Spano: We’re seeing that model as well be deployed by whether it be hospices that form up alliances to create larger palliative practices to create the footprint from a physician ownership standpoint that’s required for an ACO. To the point that Nikki is making the concepts, whether you’re thinking about a value-based arrangement in Medicare Advantage, whether you’re thinking about a JV, an ACO, that you’re going to have some of those same challenges that you have to solve for. To that point, Nikki, maybe you can talk to us from a technology perspective, how do you support these types of models?
Davis: There’s a lot of systems that we use, a lot of different systems, so a CRM, or a Customer Relationship Management system. We also have some workforce management tools and in particular, an ONC-certified EHR that’s designed to provide value-based care that has components for comprehensive care coordination and care navigation components in it.
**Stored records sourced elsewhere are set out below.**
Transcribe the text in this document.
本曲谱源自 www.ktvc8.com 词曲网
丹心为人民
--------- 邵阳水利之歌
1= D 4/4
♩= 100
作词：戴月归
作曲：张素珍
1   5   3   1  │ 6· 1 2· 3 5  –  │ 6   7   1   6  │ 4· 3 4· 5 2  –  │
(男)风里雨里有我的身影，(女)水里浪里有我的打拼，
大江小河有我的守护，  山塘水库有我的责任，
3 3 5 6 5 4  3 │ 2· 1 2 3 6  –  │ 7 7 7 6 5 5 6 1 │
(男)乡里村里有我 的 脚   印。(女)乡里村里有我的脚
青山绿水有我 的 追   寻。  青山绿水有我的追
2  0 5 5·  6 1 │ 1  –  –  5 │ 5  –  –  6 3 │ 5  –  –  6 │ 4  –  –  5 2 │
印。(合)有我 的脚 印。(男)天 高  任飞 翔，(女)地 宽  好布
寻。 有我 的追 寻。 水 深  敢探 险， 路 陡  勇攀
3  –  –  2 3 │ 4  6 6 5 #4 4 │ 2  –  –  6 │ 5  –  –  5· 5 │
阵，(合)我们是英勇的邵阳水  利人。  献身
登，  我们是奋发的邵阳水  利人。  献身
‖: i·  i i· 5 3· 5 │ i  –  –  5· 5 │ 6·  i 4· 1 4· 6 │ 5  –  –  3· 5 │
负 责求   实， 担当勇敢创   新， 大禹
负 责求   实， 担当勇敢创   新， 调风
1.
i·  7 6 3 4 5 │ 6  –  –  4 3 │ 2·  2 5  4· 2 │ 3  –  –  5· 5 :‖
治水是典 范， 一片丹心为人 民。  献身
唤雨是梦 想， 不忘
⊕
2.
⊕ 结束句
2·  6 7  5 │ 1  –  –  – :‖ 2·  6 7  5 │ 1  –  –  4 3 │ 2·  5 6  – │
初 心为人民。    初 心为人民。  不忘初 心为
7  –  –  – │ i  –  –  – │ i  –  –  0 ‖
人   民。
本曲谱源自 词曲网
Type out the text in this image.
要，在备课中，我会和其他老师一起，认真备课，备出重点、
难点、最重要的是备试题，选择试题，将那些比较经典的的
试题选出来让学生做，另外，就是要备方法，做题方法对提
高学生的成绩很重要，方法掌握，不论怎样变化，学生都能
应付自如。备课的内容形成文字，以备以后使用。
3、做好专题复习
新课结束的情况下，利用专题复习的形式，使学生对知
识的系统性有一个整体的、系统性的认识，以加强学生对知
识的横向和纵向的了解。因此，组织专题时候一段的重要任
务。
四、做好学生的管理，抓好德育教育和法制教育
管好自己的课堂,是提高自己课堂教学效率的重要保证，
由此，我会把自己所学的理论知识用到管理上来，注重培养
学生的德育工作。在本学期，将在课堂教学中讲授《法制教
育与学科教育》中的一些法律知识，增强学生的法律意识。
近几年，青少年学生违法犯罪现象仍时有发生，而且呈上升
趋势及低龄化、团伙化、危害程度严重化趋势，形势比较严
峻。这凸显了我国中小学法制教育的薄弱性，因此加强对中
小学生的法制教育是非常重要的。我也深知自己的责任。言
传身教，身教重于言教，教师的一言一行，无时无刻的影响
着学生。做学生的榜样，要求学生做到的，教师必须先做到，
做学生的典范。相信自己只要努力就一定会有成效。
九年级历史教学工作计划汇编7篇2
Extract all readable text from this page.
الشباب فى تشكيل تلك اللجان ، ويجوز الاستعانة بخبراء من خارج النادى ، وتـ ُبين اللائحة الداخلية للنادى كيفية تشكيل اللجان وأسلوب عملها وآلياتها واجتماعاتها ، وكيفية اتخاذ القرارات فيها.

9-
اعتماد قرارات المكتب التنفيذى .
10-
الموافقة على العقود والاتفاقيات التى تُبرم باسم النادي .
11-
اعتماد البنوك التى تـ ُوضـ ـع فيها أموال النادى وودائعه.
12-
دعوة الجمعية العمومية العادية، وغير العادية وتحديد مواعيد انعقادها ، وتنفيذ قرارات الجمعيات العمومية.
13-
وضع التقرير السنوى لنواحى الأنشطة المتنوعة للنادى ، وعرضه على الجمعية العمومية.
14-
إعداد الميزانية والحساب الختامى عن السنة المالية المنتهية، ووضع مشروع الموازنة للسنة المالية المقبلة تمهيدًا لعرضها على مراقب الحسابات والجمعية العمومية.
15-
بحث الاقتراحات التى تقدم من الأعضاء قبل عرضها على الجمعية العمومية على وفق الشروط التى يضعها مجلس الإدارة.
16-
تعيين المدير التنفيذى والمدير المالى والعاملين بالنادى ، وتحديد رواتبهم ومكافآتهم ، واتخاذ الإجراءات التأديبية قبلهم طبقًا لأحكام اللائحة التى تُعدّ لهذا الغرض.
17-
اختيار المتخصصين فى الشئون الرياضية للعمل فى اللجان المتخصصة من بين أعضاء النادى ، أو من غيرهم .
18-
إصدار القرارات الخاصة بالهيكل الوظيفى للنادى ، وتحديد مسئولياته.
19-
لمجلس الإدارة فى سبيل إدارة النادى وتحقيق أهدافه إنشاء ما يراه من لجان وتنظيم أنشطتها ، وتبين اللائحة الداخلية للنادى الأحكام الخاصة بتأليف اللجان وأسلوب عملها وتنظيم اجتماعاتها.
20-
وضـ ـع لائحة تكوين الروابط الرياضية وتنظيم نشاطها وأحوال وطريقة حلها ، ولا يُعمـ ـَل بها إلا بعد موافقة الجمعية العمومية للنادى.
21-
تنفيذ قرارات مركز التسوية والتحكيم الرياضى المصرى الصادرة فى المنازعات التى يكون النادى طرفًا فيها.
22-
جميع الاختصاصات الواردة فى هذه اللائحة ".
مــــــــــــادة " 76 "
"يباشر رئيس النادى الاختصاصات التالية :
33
I would say the data sharing capabilities are also huge for us to have real-time information and dynamic risk stratification for patients to make decisions that normally you may not be able to make in such real-time without that information in front of you and on a dashboard. Anthony, I think this would probably be a good time. I’d love for you to share a little bit about how the components within Netsmart that we are using for our models are helping to support population health management because it’s different than just charting in the EHR, right?
Spano: Yes, and that’s a great point. I think an ONC-certified EHR is simply table stakes. You can Google that. I think the piece that takes it to the next level is when you start talking about managing tens of thousands or more lives in a community. How do you create a control tower or a population health team as many of the IDNs would call it, that oversees that group? What do they log into every day to see if someone on my caseload presented in the emergency room last night or if a new claims feed has a new diagnosis on someone that’s on my caseload management that changes my clinical pathway or the assessments that I’m doing, whether that be virtually, whether that be by phone or maybe it’s time to dispatch human resources, clinicians, whether or not necessarily a nurse practitioner but a social worker. You’re in a value-based model, you have to manage your resources and your workforce in that manner.
The digitization of that population health team and a care management product is also paramount in conjunction with an ONC-certified EHR to truly operationalize these models. That’s exactly the work that we’re excited about doing with Contessa and others that are not thinking about these models but actively executing them.